"Fizeram uma chacina", diz morador do Complexo do Salgueiro
Nove corpos já foram retirados de mangue por moradores. Polícia Civil ainda não chegou ao local
Pouco depois das 21h deste domingo, moradores da localidade da Palmeira, no Complexo do Salgueiro, em São Gonçalo (RJ), começaram a localizar os corpos que estavam num mangue da região. Quem vive na localidade, pobre e com barracos humildes, afirma que as vítimas foram executadas após a Polícia Militar entrar na comunidade — horas após a morte do sargento da PM Leandro Rumbelsperger da Silva, de 40 anos, do 7º BPM (São Gonçalo).
Na manhã desta segunda-feira, quem vive no bairro ainda procura por outros corpos. Familiares velavam as vítimas à espera da perícia da Polícia Civil . Até as 9h30, oito homens haviam sido encontrados. Populares dizerem que as vítimas foram torturadas antes de serem mortas.
Só às 11h12m, quase 15 horas após as mortes, agentes da Delegacia de Homicídios de Niterói, São Gonçalo, Itaboraí e Maricá (DHNSGI) da PM chegaram ao local para fazer a perícia . A Corregedoria Interna da PM e um promotor do Ministério Público do Rio acompanham o procedimento.
Um leiturista de 45 anos, e que mora há 25 anos na favela, diz que “a morte de um policial militar gerou essa operação mal sucedida”.
"Vieram de qualquer maneira e o resultado é esse. Eles deram tiro para todos os lados e chefes de família ficaram em risco. E o resultado é esse: nove corpos e muitos outros que podem estar no mangue", diz o homem que reclama da falta de estrutura básica da região. "Não existe segurança pública no Rio. Eles tratam a gente com a morte. Aqui não tem nada. O estado não dá condições para a gente sobreviver. Nós somos manipulados pelo governo e eles fazem isso com a gente."
Quem vive no bairro diz que “tinham pais de família” entre as vítimas. Mas eles relatam que criminosos também estão entre os mortos. No entanto, moradores destacam que “os bandidos não precisam ser mortos”.
"Tinham pessoas envolvidas com o crime? Tinham. Mas a grande maioria não tem nada com o fato. Muitas pessoas estão desfiguradas. Se eles tivessem a intenção de prender, não teriam feito isso. Quem correu se salvou. Essas mortes aconteceram de ontem para hoje. (Os policiais militares) passaram de sábado para domingo e ontem durante o dia eles saíram e voltaram. Se fosse troca de tiros, os jovens não estariam assim. Eles fizeram uma chacina. Resgatamos os corpos e não achamos nenhuma arma. Morreu um PM em um dia e no outro eles fizeram uma chacina", diz um morador.
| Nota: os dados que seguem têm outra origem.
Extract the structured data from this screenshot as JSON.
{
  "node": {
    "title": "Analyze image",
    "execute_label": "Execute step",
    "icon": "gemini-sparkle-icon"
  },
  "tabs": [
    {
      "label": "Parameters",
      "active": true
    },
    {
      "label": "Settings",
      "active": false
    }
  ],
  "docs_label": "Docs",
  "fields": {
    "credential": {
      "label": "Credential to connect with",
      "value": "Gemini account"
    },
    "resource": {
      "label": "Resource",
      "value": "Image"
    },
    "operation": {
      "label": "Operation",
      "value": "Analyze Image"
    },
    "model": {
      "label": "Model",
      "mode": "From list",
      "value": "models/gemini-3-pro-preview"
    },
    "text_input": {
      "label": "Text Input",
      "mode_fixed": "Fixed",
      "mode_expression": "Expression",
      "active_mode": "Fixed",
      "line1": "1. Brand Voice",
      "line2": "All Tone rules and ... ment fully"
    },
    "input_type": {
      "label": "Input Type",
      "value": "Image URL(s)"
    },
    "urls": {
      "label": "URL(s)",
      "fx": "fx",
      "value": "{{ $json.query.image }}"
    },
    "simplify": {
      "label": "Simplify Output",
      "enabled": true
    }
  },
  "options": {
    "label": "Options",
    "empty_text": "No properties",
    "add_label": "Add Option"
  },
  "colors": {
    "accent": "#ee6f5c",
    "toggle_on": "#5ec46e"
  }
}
Outro morador relata a sensação de insegurança de quem mora na região.
"É uma sensação horrorosa. Infelizmente, a polícia só entra para matar. Eles não podem chegar aqui e fazer essa chacina", diz um mototaxista de 43 anos que mora na região.
Até as 9h50, os corpos estavam no local cobertos por lençóis. A todo momento, familiares e amigos chegam e se desesperam com a situação dos corpos.
'Há feridos no mangue e os bombeiros se recusam a entrar', diz presidente de associação
A associação de moradores do Salgueiro, por nota, denunciou que o Corpo de Bombeiros tem se recusado, desde este domingo, dia 21, a retirar vítimas que estão dentro do terreno pantanoso à margem da baía. A presidência disse que a ordem da corporação é de não entrar na favela.
"Desde ontem estamos tentando resgatar os moradores que estão feridos dentro da vegetação e estão machucados. Recebemos a informação que eles (o Corpo de Bombeiros) estão proibidos de entrar. Temos pessoas que precisam de socorro. Além disso, precisamos que eles retirem os corpos. Esse é um desrespeito para as famílias. Ninguém aceita o erro, mas aqui tem moradores que não tem nada a ver. O Corpo de Bombeiros não vem porque alegam tiroteio. Onde tem tiroteio aqui? A gente só quer o respeito. Tem gente que está viva lá dentro. Mais tarde vamos apresentar essas arbitrariedades para os órgãos competentes. Vamos apresentar pra OAB esse desrespeito e o sofrimento do pai, da mãe, de filho que morram aqui", diz em nota a associação.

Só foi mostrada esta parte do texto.